Q. What’s the secret of getting a smooth finish when brushing latex paint on cabinets and other woodwork? I get brush marks unless I use spray paint.
A. Start with some simple basics. Buy high-quality paint intended for cabinets or trim – often enamel – and top-quality brushes to apply it.
Brushes with nylon-polyester bristles should be used. For cabinets, a brush about 2.5 inches wide is a good choice. Some painters like the angled bristles of so-called sash brushes.
The brush should be immaculately clean; if it has been used before, there should be no dried paint anywhere in the bristle area – it will hold bristles together like spikes and make it more difficult to avoid brush marks.
When painting, dip only about one-third of the bristle length into the paint.
Flat and semi-gloss paints often have a smoother appearance when dry than high-gloss paints.
If you have the proper paint and tools, then consider one of the key causes of brush marks – the paint dries too fast, before it has time to flatten out.

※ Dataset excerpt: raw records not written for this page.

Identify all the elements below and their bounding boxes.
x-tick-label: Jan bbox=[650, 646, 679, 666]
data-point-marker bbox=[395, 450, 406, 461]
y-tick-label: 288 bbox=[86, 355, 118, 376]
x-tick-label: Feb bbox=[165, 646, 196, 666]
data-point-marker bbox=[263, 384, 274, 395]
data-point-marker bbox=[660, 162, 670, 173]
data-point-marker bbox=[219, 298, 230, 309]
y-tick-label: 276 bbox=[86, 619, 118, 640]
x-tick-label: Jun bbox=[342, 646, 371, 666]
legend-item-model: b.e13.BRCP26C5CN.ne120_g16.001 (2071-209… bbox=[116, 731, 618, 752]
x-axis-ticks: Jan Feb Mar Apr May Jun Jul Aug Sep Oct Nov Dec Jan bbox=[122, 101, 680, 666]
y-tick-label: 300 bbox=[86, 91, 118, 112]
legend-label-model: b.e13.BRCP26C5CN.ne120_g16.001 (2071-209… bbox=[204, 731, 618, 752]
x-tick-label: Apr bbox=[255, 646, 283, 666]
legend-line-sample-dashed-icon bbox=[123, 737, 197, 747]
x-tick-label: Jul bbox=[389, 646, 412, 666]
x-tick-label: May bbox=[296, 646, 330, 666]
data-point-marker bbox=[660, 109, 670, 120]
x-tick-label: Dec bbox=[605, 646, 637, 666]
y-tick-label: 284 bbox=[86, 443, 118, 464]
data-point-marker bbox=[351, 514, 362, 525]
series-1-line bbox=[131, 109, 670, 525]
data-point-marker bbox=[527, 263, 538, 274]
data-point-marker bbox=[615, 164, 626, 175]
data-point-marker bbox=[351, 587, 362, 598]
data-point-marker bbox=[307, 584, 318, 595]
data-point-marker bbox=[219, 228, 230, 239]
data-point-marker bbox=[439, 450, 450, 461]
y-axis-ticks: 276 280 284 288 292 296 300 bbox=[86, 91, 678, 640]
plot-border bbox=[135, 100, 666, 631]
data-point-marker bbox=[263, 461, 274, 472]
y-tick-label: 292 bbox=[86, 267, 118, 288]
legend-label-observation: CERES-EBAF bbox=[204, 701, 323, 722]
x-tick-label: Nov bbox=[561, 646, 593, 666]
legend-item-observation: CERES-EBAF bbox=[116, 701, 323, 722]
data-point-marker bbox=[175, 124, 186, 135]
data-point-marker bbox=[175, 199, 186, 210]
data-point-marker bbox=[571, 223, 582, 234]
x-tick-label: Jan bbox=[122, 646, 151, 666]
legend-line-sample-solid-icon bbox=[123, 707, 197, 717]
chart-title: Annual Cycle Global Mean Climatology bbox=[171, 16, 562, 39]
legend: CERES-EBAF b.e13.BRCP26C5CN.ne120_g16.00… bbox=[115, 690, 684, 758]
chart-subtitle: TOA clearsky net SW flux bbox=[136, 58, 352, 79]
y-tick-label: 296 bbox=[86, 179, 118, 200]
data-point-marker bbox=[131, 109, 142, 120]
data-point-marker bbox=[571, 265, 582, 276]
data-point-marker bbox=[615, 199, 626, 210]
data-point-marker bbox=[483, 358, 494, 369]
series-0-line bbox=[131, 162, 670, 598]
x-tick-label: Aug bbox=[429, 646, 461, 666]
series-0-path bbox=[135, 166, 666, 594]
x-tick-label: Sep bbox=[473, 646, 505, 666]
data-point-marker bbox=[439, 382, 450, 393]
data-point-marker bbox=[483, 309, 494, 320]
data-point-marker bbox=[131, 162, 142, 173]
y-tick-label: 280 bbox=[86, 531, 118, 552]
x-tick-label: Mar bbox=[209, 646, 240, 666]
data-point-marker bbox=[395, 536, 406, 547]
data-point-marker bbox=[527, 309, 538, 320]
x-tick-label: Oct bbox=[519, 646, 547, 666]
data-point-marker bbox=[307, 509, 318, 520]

Painting in excessive heat speeds drying and amplifies the possibility of brush marks.
Next, the paint must not be too thick. Test some on scrap wood and if it leaves marks when brushed, try thinning some by about 10 percent with water and test again.
When painting cabinets, do the insides and backs of the doors first; this will give you a feel for the best brushing technique for a smooth finish.

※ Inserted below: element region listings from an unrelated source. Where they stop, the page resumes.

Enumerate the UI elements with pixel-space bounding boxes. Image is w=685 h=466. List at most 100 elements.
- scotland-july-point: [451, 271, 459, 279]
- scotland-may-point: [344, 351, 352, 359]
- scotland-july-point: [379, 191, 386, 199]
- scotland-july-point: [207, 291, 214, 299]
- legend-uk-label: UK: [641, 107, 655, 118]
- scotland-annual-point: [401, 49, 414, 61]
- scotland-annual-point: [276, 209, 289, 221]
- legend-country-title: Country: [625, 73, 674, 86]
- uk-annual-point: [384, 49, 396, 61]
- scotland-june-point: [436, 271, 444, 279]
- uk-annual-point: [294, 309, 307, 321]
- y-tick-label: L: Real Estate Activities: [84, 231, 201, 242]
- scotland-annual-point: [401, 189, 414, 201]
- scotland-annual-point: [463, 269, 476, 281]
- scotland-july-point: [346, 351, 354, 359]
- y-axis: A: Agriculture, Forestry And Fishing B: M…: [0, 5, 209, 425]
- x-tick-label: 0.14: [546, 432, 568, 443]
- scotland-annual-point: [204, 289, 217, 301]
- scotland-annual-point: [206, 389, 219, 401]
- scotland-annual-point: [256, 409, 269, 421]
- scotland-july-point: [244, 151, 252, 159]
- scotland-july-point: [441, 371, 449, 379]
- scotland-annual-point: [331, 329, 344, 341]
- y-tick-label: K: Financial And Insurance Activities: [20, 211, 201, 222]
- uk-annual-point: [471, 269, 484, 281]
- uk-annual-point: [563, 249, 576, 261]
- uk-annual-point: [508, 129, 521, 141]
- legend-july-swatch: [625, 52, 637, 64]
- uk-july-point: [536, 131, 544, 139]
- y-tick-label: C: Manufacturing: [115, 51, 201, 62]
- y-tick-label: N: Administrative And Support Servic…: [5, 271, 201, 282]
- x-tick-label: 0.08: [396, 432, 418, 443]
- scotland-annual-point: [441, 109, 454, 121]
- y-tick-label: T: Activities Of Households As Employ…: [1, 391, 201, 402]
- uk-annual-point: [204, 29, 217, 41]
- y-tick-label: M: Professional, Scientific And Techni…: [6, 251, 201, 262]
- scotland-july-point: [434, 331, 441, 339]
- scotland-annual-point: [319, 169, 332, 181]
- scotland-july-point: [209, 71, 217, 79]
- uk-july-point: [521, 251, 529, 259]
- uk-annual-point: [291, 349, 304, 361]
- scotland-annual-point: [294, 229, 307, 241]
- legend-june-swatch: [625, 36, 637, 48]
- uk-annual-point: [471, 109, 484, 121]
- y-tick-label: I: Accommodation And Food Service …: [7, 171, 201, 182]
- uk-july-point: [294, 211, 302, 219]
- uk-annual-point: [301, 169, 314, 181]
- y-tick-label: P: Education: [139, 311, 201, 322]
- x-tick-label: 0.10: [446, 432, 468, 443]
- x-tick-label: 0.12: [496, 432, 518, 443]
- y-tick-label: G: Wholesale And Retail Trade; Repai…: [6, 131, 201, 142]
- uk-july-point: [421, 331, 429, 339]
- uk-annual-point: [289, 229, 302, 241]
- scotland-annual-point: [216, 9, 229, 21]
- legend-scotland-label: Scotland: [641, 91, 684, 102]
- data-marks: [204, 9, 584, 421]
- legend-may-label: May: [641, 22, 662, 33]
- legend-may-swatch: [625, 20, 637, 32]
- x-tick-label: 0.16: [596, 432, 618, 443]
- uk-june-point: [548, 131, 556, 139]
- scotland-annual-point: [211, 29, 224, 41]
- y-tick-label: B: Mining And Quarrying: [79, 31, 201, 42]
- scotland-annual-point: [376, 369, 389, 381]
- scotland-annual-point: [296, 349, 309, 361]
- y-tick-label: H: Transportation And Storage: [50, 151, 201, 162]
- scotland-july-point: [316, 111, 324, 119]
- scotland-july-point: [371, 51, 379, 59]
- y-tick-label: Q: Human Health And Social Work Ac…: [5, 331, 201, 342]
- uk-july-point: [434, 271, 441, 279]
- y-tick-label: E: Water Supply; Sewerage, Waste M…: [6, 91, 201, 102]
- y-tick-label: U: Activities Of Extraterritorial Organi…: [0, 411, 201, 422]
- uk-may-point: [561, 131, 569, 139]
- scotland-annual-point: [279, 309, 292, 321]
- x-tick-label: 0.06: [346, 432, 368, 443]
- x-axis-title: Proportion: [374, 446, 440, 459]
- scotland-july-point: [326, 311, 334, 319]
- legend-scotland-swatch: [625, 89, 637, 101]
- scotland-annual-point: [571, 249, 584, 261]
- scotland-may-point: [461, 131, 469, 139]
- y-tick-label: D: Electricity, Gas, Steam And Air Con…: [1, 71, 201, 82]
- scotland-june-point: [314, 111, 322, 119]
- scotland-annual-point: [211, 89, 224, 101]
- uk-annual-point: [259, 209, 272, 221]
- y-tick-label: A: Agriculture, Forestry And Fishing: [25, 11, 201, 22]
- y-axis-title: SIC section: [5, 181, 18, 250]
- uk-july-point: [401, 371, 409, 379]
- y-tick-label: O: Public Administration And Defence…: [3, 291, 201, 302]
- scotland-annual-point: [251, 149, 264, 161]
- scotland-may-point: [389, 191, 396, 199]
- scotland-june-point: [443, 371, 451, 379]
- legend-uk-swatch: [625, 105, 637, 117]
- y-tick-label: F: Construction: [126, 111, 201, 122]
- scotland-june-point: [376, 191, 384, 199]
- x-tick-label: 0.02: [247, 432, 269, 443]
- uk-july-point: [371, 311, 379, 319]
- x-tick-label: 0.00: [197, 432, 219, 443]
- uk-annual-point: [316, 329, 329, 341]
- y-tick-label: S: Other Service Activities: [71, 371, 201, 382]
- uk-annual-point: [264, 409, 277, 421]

If you still get brush marks, buy a bottle of Floetrol at a paint store or home center. Floetrol, made by the Flood Co., is a latex paint conditioner that slows drying and smoothes the finish, often leaving it mark-free.
I have no problem with spraying paint for those who have the skills to do it properly, but I have encountered more messed-up spray jobs than brush jobs. Unskilled spraying can result in spatters, streaks, drips and runs, thick and thin areas, and of course overspray, which can put paint where you don’t want it.
If paint with flammable, smelly solvents is used, spraying inside a house can also be a fire and health hazard.
Q. We get condensation on our thermal windows even though we have checked the humidity in our 5-year-old house and it is fine. We don’t have any gas equipment. We have to wipe the sills and worry about mold, since we have small children. What’s going on?
A. Condensation on glass occurs when the glass gets cold enough to reach what is called the dew point, causing whatever water vapor is in the air of the house to condense on the cold surface.
The glass can get cold for several reasons, including cold air inside the house and poor-quality thermal windows. If the condensation occurs during periods when you have set back your thermostat to save energy, try cutting the setback by a few degrees. If the windows have drapes that are keeping warm air from reaching the glass, try letting the drapes open.
Also, you don’t say what the actual humidity level is in the house; it should be no more than 45 or 50 percent. Possibly the equipment you are using to check the humidity might not be accurate. It might pay you to look for a better quality hygrometer or moisture meter. Professional-quality hygrometers and moisture meters can be quite expensive, but you can find some instruments at reasonable prices on the Internet by search for Hygrometers and Moisture Meters.
If you still get good humidity readings, and you have corrected the possible causes mentioned above (too little heat and drapes), I would suspect the quality of the windows. Even though the windows have two panes of glass, they might lack such important energy features as low-e coating and an inert gas between the two panes of glass.